To Whom It May Concern:
Please excuse my daughter, India, from the social standards by which most of us live. I realize she has appeared in the same outfit three times this week. Little did I know when I opened the packages from Nonni containing the pink dress with ivory and blue flowers and the snowflake-and-striped tights that I was going to see that particular fashion statement, with only slight variations thereon, multiple times per week for the next six months of my life. At first I thought it was sweet when she insisted on wearing dresses and only dresses, NO PANTS MOMMY NO NO NO, figuring it, like all her other fashion enthusiasms to date, would be a phase that would pass within the fortnight. But when the dress craze stretched on for three weeks and then four weeks and then into months, months that were especially snow-laden and cold, well, it got old fast. Add to that her sudden insistence that everything in her life had to be "beeeyooooteeeefulllll" and she wanted to be a "pwincess" and, well, this is one Free To Be You and Me-era girl who was biting her tongue so hard she nearly severed it off. Oh yes, while we're on the subject of minor royalty, no one warned me that I would be living in the land of the Passive Aggressive, and India is their Queen. Those times when I put the maternal foot down, clothing-wise, the doyenne of despair spent hours (or at least it felt like hours) doing the verbal equivalent of donning sackcloth and ashes (which she would never deign to wear, as you know, since they are neither beautiful nor princessy, even if you can get away with calling a sackcloth somewhat dress-like). "I'm coooooooooold," she'd moan, basset-like, over and over; or, alternately, "I'm toooooo tiiiiiiiiired to wear this, Mommy. Mommy, I'm tooooooooooo tiiiiiiiiiiiiiiiiiiiiiiired." And it didn't help that one time when we absolutely, positively mandated that she wear pants to go sledding, her friend Amy came prancing into the house fully bedecked in all manner of princess attire, from the gaudy tiara on her head to the "glass" slippers on her feet. She didn't say anything, but I could feel India's respect for us plummet as her gaze slid over her friend's royal regalia. "Sledding my ass," her facial expression said to us as she glared us down, "that's the last time I take fashion instruction from the likes of you!"

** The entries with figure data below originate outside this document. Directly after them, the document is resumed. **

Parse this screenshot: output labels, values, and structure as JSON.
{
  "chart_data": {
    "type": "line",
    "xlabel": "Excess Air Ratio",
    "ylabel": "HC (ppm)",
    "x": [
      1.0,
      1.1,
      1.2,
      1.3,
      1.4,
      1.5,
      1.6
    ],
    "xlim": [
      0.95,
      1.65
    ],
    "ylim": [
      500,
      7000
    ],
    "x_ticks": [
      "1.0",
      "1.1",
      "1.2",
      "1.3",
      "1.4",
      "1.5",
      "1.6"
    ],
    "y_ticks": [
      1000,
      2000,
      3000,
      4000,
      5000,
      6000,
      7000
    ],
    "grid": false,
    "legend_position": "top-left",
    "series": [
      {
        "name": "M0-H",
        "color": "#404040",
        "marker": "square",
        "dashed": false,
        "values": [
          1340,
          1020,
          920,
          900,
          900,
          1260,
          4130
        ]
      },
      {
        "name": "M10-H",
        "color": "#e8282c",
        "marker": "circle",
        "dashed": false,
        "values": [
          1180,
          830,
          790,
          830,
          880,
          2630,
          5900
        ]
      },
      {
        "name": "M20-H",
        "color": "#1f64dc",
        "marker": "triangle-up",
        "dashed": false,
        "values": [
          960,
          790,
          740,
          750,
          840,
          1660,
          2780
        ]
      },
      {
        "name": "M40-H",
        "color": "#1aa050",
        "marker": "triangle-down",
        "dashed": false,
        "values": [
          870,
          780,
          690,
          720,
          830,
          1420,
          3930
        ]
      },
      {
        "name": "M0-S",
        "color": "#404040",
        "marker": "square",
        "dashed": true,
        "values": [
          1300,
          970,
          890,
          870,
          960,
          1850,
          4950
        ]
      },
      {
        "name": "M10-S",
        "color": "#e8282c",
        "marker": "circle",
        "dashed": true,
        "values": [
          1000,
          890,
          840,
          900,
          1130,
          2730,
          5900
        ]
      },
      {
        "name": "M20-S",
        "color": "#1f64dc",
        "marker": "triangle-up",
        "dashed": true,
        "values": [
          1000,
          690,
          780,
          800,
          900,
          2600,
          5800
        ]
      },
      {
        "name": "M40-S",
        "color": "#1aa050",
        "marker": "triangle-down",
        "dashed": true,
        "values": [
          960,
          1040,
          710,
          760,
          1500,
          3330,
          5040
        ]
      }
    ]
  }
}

To make matters even more galling, we lucked into the motherlode of all hand-me-downs when some relatives bequeathed us with three giant storage tubs of youth clothing. I now have a nearly-full box of size 3T girls' wear that got only passing use, if that. When I could wrestle the aforementioned dopey pink dress off her body, India had two other dresses on top rotation, a second string of perhaps four other dresses, and a distant third team of items I managed to get her to wear through force, subterfuge, or outright bribery. Even now I feel a pang of regret when I think of the cute outfits I never could entice her to wear. The LLBean sweater with the lobster on the front? Worn twice, maybe. The cute pink pullover top with navy stripes? Perhaps she wore it once. The red cableknit turtleneck with navy leggings that looked so fetching in my mind? Existed only in my mind. Even some of the aforementioned dresses got the short shrift, like the purple corduroy jumper (so cute!) with the multicolored buttons, or the navy pinafore dress with little pink polka dots. "I'll wear that next time," India would demur when I dragged them from the nether regions of the closet, reaching past me for the snowflake dress, the denim jumper, or the (gag!) STUPID PINK DRESS WITH BLUE FLOWERS. "I'll wear it on Thursday," she'd promise on a Monday, although I knew full well that Thursday would find us either 1) with a sobbing India on the floor and an irritated Mommy standing over her, hated garment in hand, yelling, "YOU PROMISED!", or 2) with India making up excuses about why she actually couldn't wear that dress today, after all ("I can't wear that dress. Anya doesn't think I look pretty in it."), upon which my head would blow up. Either way, it seemed to be a lose-lose situation for me more than anyone else, and in the end, if I wasn't willing to take it to the mat, I had to let it go. But I will admit to hurrying India along to the next size up perhaps a few weeks earlier than absolutely necessary, if only to savor the moment when the dreaded stupid pink dress would make its last appearance in the laundry basket prior to being burned carefully put away in archive-quality storage.
I know all you mommies with docile, well-behaved children are now congratulating yourselves for your superior child-raising ability, and mentally figuring I'm getting what I deserve, but I just want you to know that I am not alone in being collateral damage in the fashion wars. I will leave you with the thoughts of no less august a personage than Sandra Tsing Loh:
Susannah is busily rummaging around for the Kitty Cat Glitter Blouse
and the Pleated Red Skirt (KCGBATPRS). It's her school uniform. Of
course, Susannah is the only kid there who has a school uniform. All
the other preschoolers vary their outfits...(I could always send a mass e-mail to the other parents: "For the record, we do own a washing machine. And yes, we have bought Susannah other clothes. Photos of cute alternate outfits she will never wear are attached. Enjoy.")
If you would like visual confirmation of the panoply of clothing options that India chooses to forego, I will gladly send you notarized photos.